As the quality of artificially generated texts improved considerably over the past few years, manifested by deep-learning based language models trained on many billions of tokens, so does the possibility to deceive others by means of fake reviews, identity theft and phishing. To counter such maleficent usage of text generation, this thesis focuses on the task of distinguishing artificially generated texts from human-written text. In contrast to detector models that are commonly applied to this task, lacking in generalizability and transparency, the thesis explores the value of word distributions as a signal in the context of different grammatical categories and corpus sizes. The outcomes of the extensive experimentation show a promising performance of the proposed explainable approach to text classification.

In terms of impact, the thesis provides extensive empirical evidence that a focus on word distributions provides a broadly applicable and explainable alternative to the opaque detector-based models, thereby inspiring future studies into artificial text detection to further investigate this perspective. The complete pipeline is publicly shared.

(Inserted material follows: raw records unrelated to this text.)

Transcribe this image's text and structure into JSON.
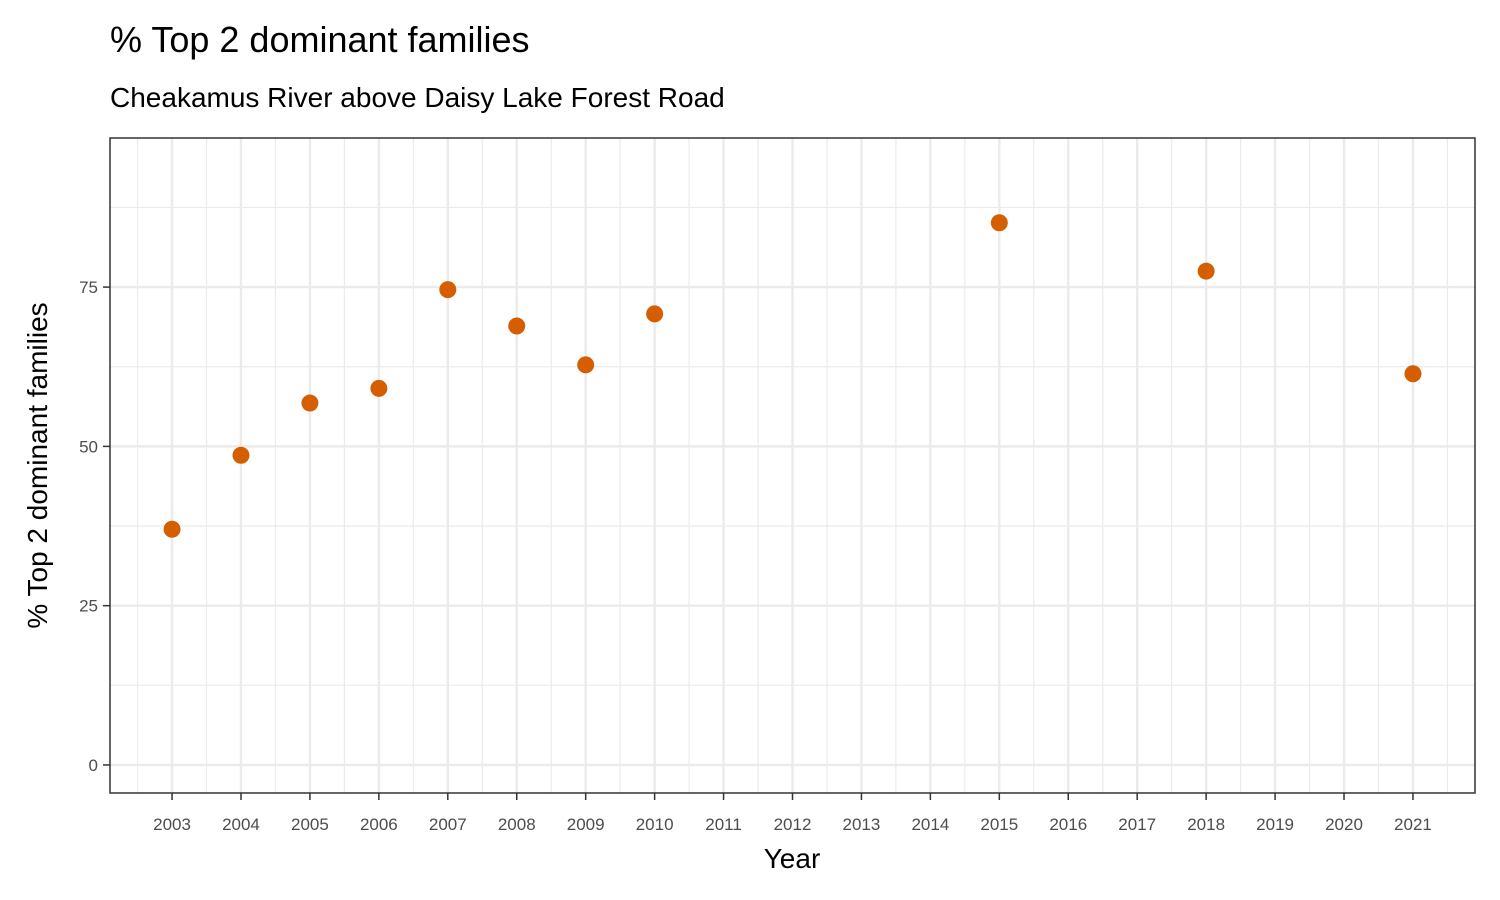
{
  "chart_data": {
    "type": "scatter",
    "title": "% Top 2 dominant families",
    "subtitle": "Cheakamus River above Daisy Lake Forest Road",
    "xlabel": "Year",
    "ylabel": "% Top 2 dominant families",
    "x_ticks": [
      "2003",
      "2004",
      "2005",
      "2006",
      "2007",
      "2008",
      "2009",
      "2010",
      "2011",
      "2012",
      "2013",
      "2014",
      "2015",
      "2016",
      "2017",
      "2018",
      "2019",
      "2020",
      "2021"
    ],
    "y_ticks": [
      0,
      25,
      50,
      75
    ],
    "xlim": [
      2002.1,
      2021.9
    ],
    "ylim": [
      -4.4,
      98.4
    ],
    "grid": true,
    "legend": "none",
    "point_color": "#D55E00",
    "points": [
      {
        "x": 2003,
        "y": 37.0
      },
      {
        "x": 2004,
        "y": 48.6
      },
      {
        "x": 2005,
        "y": 56.8
      },
      {
        "x": 2006,
        "y": 59.1
      },
      {
        "x": 2007,
        "y": 74.6
      },
      {
        "x": 2008,
        "y": 68.9
      },
      {
        "x": 2009,
        "y": 62.8
      },
      {
        "x": 2010,
        "y": 70.8
      },
      {
        "x": 2015,
        "y": 85.1
      },
      {
        "x": 2018,
        "y": 77.5
      },
      {
        "x": 2021,
        "y": 61.4
      }
    ]
  }
}
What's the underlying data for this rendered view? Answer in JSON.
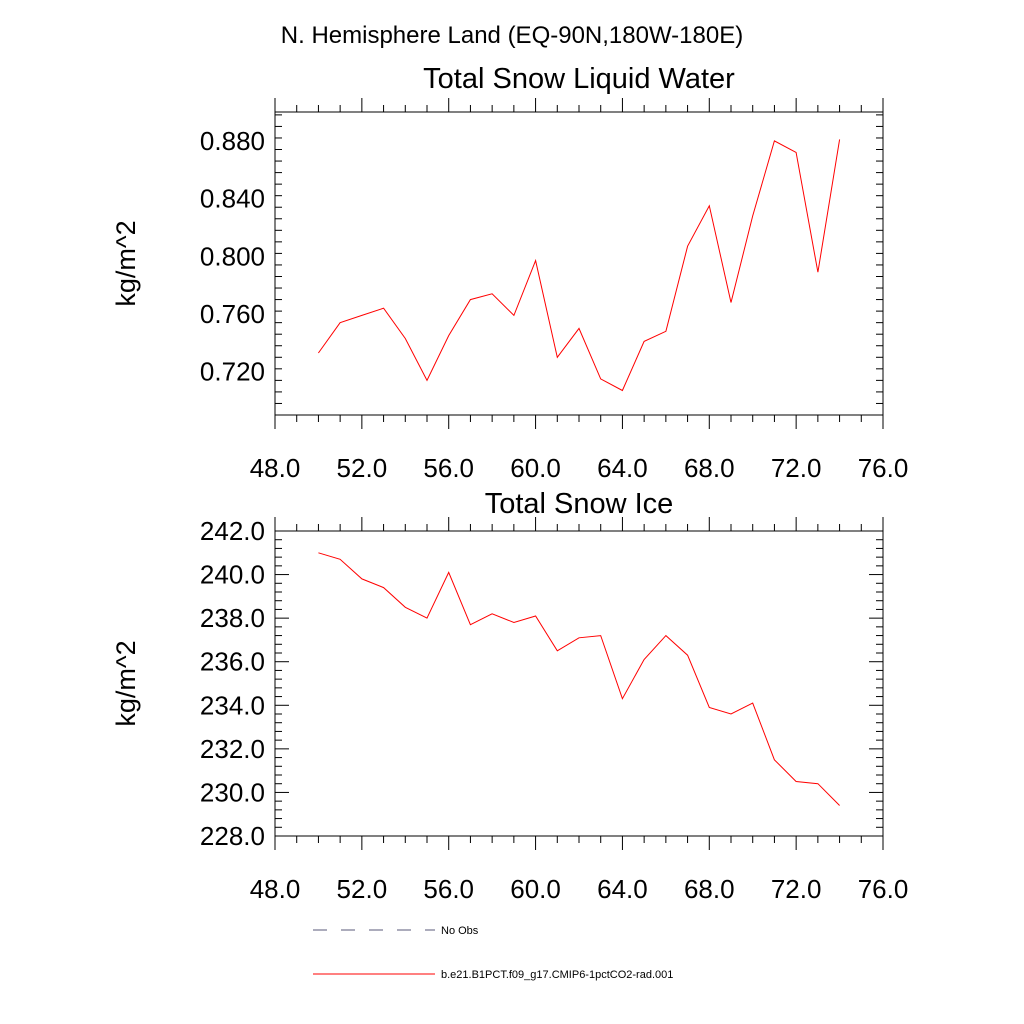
{
  "header": {
    "region_title": "N. Hemisphere Land (EQ-90N,180W-180E)"
  },
  "legend": {
    "entries": [
      {
        "label": "No Obs",
        "style": "dashed",
        "color": "#5a5a7a"
      },
      {
        "label": "b.e21.B1PCT.f09_g17.CMIP6-1pctCO2-rad.001",
        "style": "solid",
        "color": "#ff0000"
      }
    ]
  },
  "chart_data": [
    {
      "type": "line",
      "title": "Total Snow Liquid Water",
      "xlabel": "",
      "ylabel": "kg/m^2",
      "xlim": [
        48,
        76
      ],
      "ylim": [
        0.69,
        0.9
      ],
      "x_ticks": [
        "48.0",
        "52.0",
        "56.0",
        "60.0",
        "64.0",
        "68.0",
        "72.0",
        "76.0"
      ],
      "y_ticks": [
        0.72,
        0.76,
        0.8,
        0.84,
        0.88
      ],
      "y_tick_labels": [
        "0.720",
        "0.760",
        "0.800",
        "0.840",
        "0.880"
      ],
      "grid": false,
      "series": [
        {
          "color": "#ff0000",
          "x": [
            50,
            51,
            52,
            53,
            54,
            55,
            56,
            57,
            58,
            59,
            60,
            61,
            62,
            63,
            64,
            65,
            66,
            67,
            68,
            69,
            70,
            71,
            72,
            73,
            74
          ],
          "values": [
            0.733,
            0.754,
            0.759,
            0.764,
            0.743,
            0.714,
            0.745,
            0.77,
            0.774,
            0.759,
            0.797,
            0.73,
            0.75,
            0.715,
            0.707,
            0.741,
            0.748,
            0.807,
            0.835,
            0.768,
            0.828,
            0.88,
            0.872,
            0.789,
            0.881
          ]
        }
      ]
    },
    {
      "type": "line",
      "title": "Total Snow Ice",
      "xlabel": "",
      "ylabel": "kg/m^2",
      "xlim": [
        48,
        76
      ],
      "ylim": [
        228.0,
        242.0
      ],
      "x_ticks": [
        "48.0",
        "52.0",
        "56.0",
        "60.0",
        "64.0",
        "68.0",
        "72.0",
        "76.0"
      ],
      "y_ticks": [
        228,
        230,
        232,
        234,
        236,
        238,
        240,
        242
      ],
      "y_tick_labels": [
        "228.0",
        "230.0",
        "232.0",
        "234.0",
        "236.0",
        "238.0",
        "240.0",
        "242.0"
      ],
      "grid": false,
      "series": [
        {
          "color": "#ff0000",
          "x": [
            50,
            51,
            52,
            53,
            54,
            55,
            56,
            57,
            58,
            59,
            60,
            61,
            62,
            63,
            64,
            65,
            66,
            67,
            68,
            69,
            70,
            71,
            72,
            73,
            74
          ],
          "values": [
            241.0,
            240.7,
            239.8,
            239.4,
            238.5,
            238.0,
            240.1,
            237.7,
            238.2,
            237.8,
            238.1,
            236.5,
            237.1,
            237.2,
            234.3,
            236.1,
            237.2,
            236.3,
            233.9,
            233.6,
            234.1,
            231.5,
            230.5,
            230.4,
            229.4
          ]
        }
      ]
    }
  ]
}
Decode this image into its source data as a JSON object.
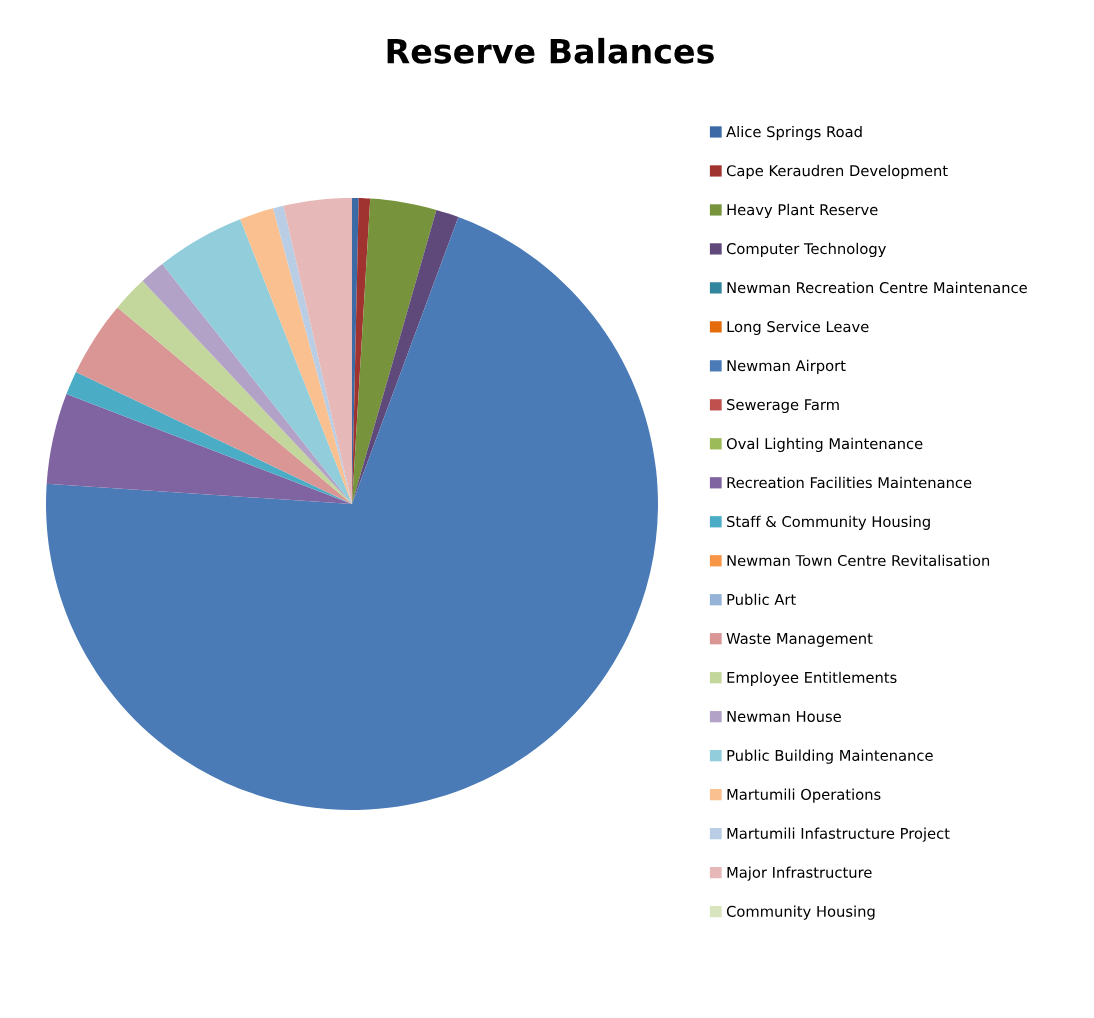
{
  "chart_data": {
    "type": "pie",
    "title": "Reserve Balances",
    "categories": [
      "Alice Springs Road",
      "Cape Keraudren Development",
      "Heavy Plant Reserve",
      "Computer Technology",
      "Newman Recreation Centre Maintenance",
      "Long Service Leave",
      "Newman Airport",
      "Sewerage Farm",
      "Oval Lighting Maintenance",
      "Recreation Facilities Maintenance",
      "Staff & Community Housing",
      "Newman Town Centre Revitalisation",
      "Public Art",
      "Waste Management",
      "Employee Entitlements",
      "Newman House",
      "Public Building Maintenance",
      "Martumili Operations",
      "Martumili Infastructure Project",
      "Major Infrastructure",
      "Community Housing"
    ],
    "values": [
      0.35,
      0.6,
      3.5,
      1.2,
      0,
      0,
      70.4,
      0,
      0,
      4.8,
      1.25,
      0,
      0,
      4.0,
      1.9,
      1.35,
      4.7,
      1.8,
      0.55,
      3.6,
      0
    ],
    "colors": [
      "#3c6aa5",
      "#a0332f",
      "#77933c",
      "#5f497a",
      "#31859c",
      "#e46c0a",
      "#4a7bb7",
      "#c0504d",
      "#9bbb59",
      "#8064a2",
      "#4bacc6",
      "#f79646",
      "#95b3d7",
      "#d99694",
      "#c3d69b",
      "#b3a2c7",
      "#92cddc",
      "#fac08f",
      "#b9cde5",
      "#e6b9b8",
      "#d7e4bd"
    ],
    "legend": "right"
  }
}
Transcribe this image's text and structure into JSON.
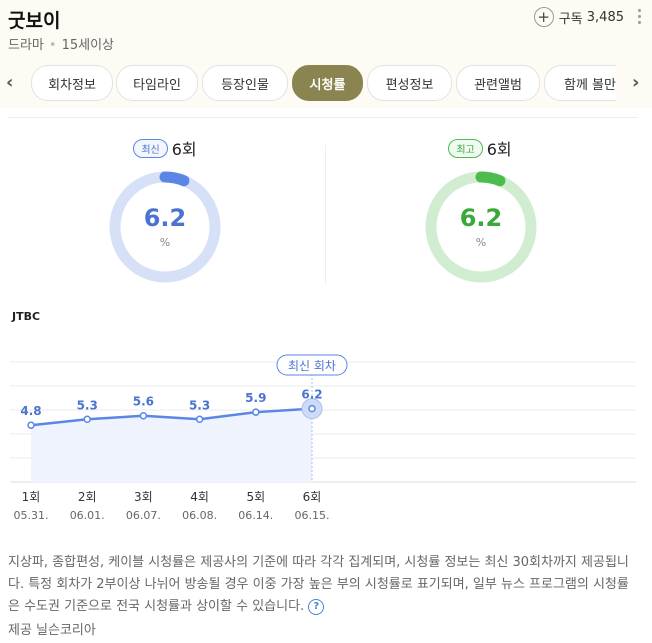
{
  "header": {
    "title": "굿보이",
    "genre": "드라마",
    "rating": "15세이상",
    "subscribe_label": "구독",
    "subscribe_count": "3,485"
  },
  "tabs": [
    {
      "label": "회차정보",
      "active": false
    },
    {
      "label": "타임라인",
      "active": false
    },
    {
      "label": "등장인물",
      "active": false
    },
    {
      "label": "시청률",
      "active": true
    },
    {
      "label": "편성정보",
      "active": false
    },
    {
      "label": "관련앨범",
      "active": false
    },
    {
      "label": "함께 볼만",
      "active": false
    }
  ],
  "nav": {
    "prev_icon": "‹",
    "next_icon": "›"
  },
  "latest": {
    "badge": "최신",
    "episode": "6회",
    "value": "6.2",
    "unit": "%",
    "fraction": 0.062,
    "color": "#5b86e5",
    "track": "#d6e1f8",
    "text_color": "#4a74d0"
  },
  "highest": {
    "badge": "최고",
    "episode": "6회",
    "value": "6.2",
    "unit": "%",
    "fraction": 0.062,
    "color": "#4cbc4c",
    "track": "#d1edd1",
    "text_color": "#3aa83a"
  },
  "chart_data": {
    "type": "line",
    "title": "JTBC",
    "categories": [
      "1회",
      "2회",
      "3회",
      "4회",
      "5회",
      "6회"
    ],
    "dates": [
      "05.31.",
      "06.01.",
      "06.07.",
      "06.08.",
      "06.14.",
      "06.15."
    ],
    "series": [
      {
        "values": [
          4.8,
          5.3,
          5.6,
          5.3,
          5.9,
          6.2
        ]
      }
    ],
    "data_labels": [
      "4.8",
      "5.3",
      "5.6",
      "5.3",
      "5.9",
      "6.2"
    ],
    "ylim": [
      0,
      12
    ],
    "grid": true,
    "annotation": "최신 회차",
    "colors": {
      "line": "#5b86e5",
      "area": "#eef3fd",
      "label": "#4a74d0"
    }
  },
  "footer": {
    "notice": "지상파, 종합편성, 케이블 시청률은 제공사의 기준에 따라 각각 집계되며, 시청률 정보는 최신 30회차까지 제공됩니다. 특정 회차가 2부이상 나뉘어 방송될 경우 이중 가장 높은 부의 시청률로 표기되며, 일부 뉴스 프로그램의 시청률은 수도권 기준으로 전국 시청률과 상이할 수 있습니다.",
    "help_icon": "?",
    "provider": "제공 닐슨코리아"
  }
}
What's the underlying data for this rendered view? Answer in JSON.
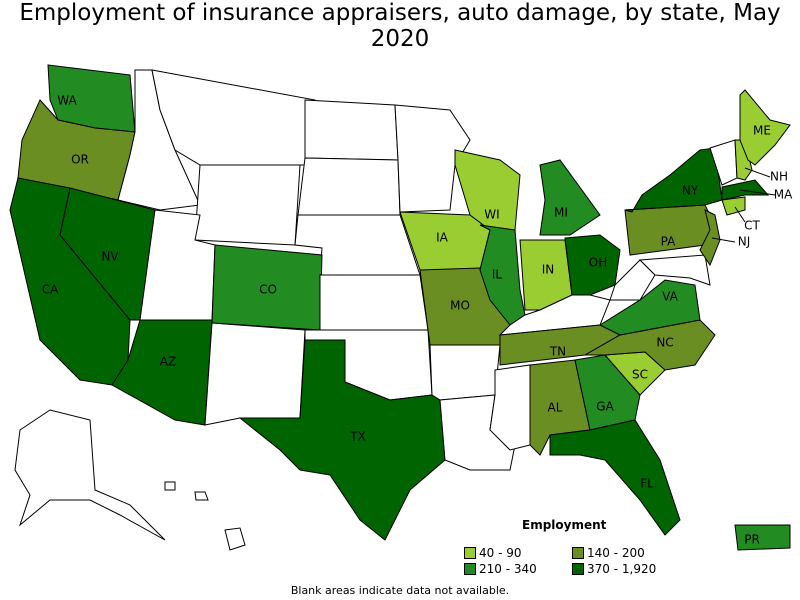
{
  "title": "Employment of insurance appraisers, auto damage, by state, May 2020",
  "legend": {
    "title": "Employment",
    "items": [
      {
        "label": "40 - 90",
        "color": "#9acd32"
      },
      {
        "label": "210 - 340",
        "color": "#228b22"
      },
      {
        "label": "140 - 200",
        "color": "#6b8e23"
      },
      {
        "label": "370 - 1,920",
        "color": "#006400"
      }
    ]
  },
  "note": "Blank areas indicate data not available.",
  "states": [
    {
      "code": "WA",
      "label": "WA",
      "bucket": 1
    },
    {
      "code": "OR",
      "label": "OR",
      "bucket": 2
    },
    {
      "code": "CA",
      "label": "CA",
      "bucket": 3
    },
    {
      "code": "NV",
      "label": "NV",
      "bucket": 3
    },
    {
      "code": "AZ",
      "label": "AZ",
      "bucket": 3
    },
    {
      "code": "CO",
      "label": "CO",
      "bucket": 1
    },
    {
      "code": "TX",
      "label": "TX",
      "bucket": 3
    },
    {
      "code": "IA",
      "label": "IA",
      "bucket": 0
    },
    {
      "code": "MO",
      "label": "MO",
      "bucket": 2
    },
    {
      "code": "WI",
      "label": "WI",
      "bucket": 0
    },
    {
      "code": "IL",
      "label": "IL",
      "bucket": 1
    },
    {
      "code": "MI",
      "label": "MI",
      "bucket": 1
    },
    {
      "code": "IN",
      "label": "IN",
      "bucket": 0
    },
    {
      "code": "OH",
      "label": "OH",
      "bucket": 3
    },
    {
      "code": "TN",
      "label": "TN",
      "bucket": 2
    },
    {
      "code": "AL",
      "label": "AL",
      "bucket": 2
    },
    {
      "code": "GA",
      "label": "GA",
      "bucket": 1
    },
    {
      "code": "FL",
      "label": "FL",
      "bucket": 3
    },
    {
      "code": "SC",
      "label": "SC",
      "bucket": 0
    },
    {
      "code": "NC",
      "label": "NC",
      "bucket": 2
    },
    {
      "code": "VA",
      "label": "VA",
      "bucket": 1
    },
    {
      "code": "PA",
      "label": "PA",
      "bucket": 2
    },
    {
      "code": "NY",
      "label": "NY",
      "bucket": 3
    },
    {
      "code": "NJ",
      "label": "NJ",
      "bucket": 2
    },
    {
      "code": "ME",
      "label": "ME",
      "bucket": 0
    },
    {
      "code": "NH",
      "label": "NH",
      "bucket": 0
    },
    {
      "code": "MA",
      "label": "MA",
      "bucket": 3
    },
    {
      "code": "CT",
      "label": "CT",
      "bucket": 0
    },
    {
      "code": "PR",
      "label": "PR",
      "bucket": 1
    }
  ]
}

The endeavor has obvious societal relevance, providing a powerful and explainable handle to automatically flag deceptive texts that are generated at large scale. This work is a well-deserved winner of the thesis prize, standing out with a clear writing style and experimental structure, as well as extensive detail and motivation. It has an impressive conceptual depth for a bachelor thesis, and reflects good computational and statistical skill.